I would also suggest that you read as much as you can about having Capricorn rising. There's quite a lot on the net about rising signs, but most of it is very generalised. I find that Cap rising is usually not terribly well described, although this link is ok:
http://www.babybirthchart.com/zodiac-signs/rising/capricorn.php
I've already come to the realization that most of my plans never come out as planned.While it may work for others for me it simply doesn't.Even if I plan something quite carefully there will be good surprises or disappointments in the end,nothing like I predicted.

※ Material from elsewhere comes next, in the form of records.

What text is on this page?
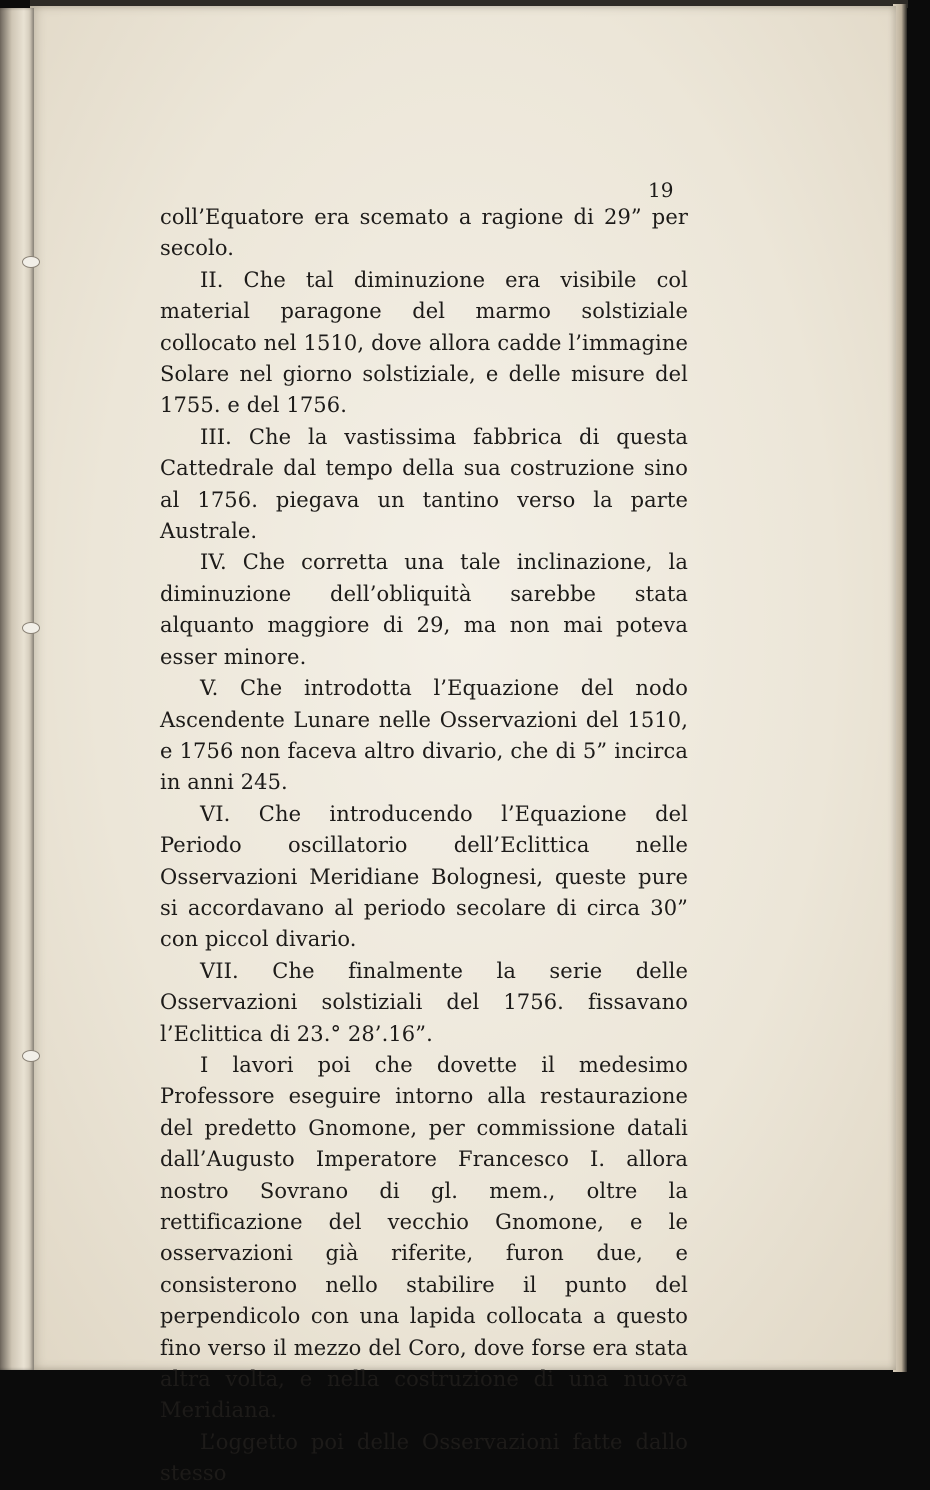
19

coll’Equatore era scemato a ragione di 29” per secolo.

II. Che tal diminuzione era visibile col material paragone del marmo solstiziale collocato nel 1510, dove allora cadde l’immagine Solare nel giorno solstiziale, e delle misure del 1755. e del 1756.

III. Che la vastissima fabbrica di questa Cattedrale dal tempo della sua costruzione sino al 1756. piegava un tantino verso la parte Australe.

IV. Che corretta una tale inclinazione, la diminuzione dell’obliquità sarebbe stata alquanto maggiore di 29, ma non mai poteva esser minore.

V. Che introdotta l’Equazione del nodo Ascendente Lunare nelle Osservazioni del 1510, e 1756 non faceva altro divario, che di 5” incirca in anni 245.

VI. Che introducendo l’Equazione del Periodo oscillatorio dell’Eclittica nelle Osservazioni Meridiane Bolognesi, queste pure si accordavano al periodo secolare di circa 30” con piccol divario.

VII. Che finalmente la serie delle Osservazioni solstiziali del 1756. fissavano l’Eclittica di 23.° 28’.16”.

I lavori poi che dovette il medesimo Professore eseguire intorno alla restaurazione del predetto Gnomone, per commissione datali dall’Augusto Imperatore Francesco I. allora nostro Sovrano di gl. mem., oltre la rettificazione del vecchio Gnomone, e le osservazioni già riferite, furon due, e consisterono nello stabilire il punto del perpendicolo con una lapida collocata a questo fino verso il mezzo del Coro, dove forse era stata altra volta, e nella costruzione di una nuova Meridiana.

L’oggetto poi delle Osservazioni fatte dallo stesso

I do hope something good will happen through experiencing life in that kind of way,I really wish to come out as the winner of this battle and not simply surving it with many wounds and traumas.
I can relate to many of the things said in the Neptune transit.Many things have been lost,I feel like I am in my fantasy land and have a hard time staying in reality.I have retreating somewhat,especially since my self-esteem isn't the best.To be honest I feel stripped off of my protection and more prone to being bruised by people's words and actions than ever before.My sensitivity has really heightened as I've also became more passive and it's hard for me to react or protect myself properly.I am very confused about myself and have lost my sense of direction and motivation.
Somewhere in that link it refers to how these people have become a victim.I may not have been taken advantage,but I have been a victim this year.I have been fooled and made fun off,it might not have turned physical but it has left me quite a trauma,cause this occured while I was in my most sensitive emotional state.Even though I don't hang out these people anymore,I can still see them in my dreams from time to time,so it has affected me greatly and made me doubt myself even more.I also have never really been a victim and now being so,only made me realize that I cannot control everything.And hey...my chart simply craves control,so trying to grasp the idea of not being able to control things that occur makes it very hard for me to understand when I have played my part pretty well and the other side reacts in a rather unpredictable way.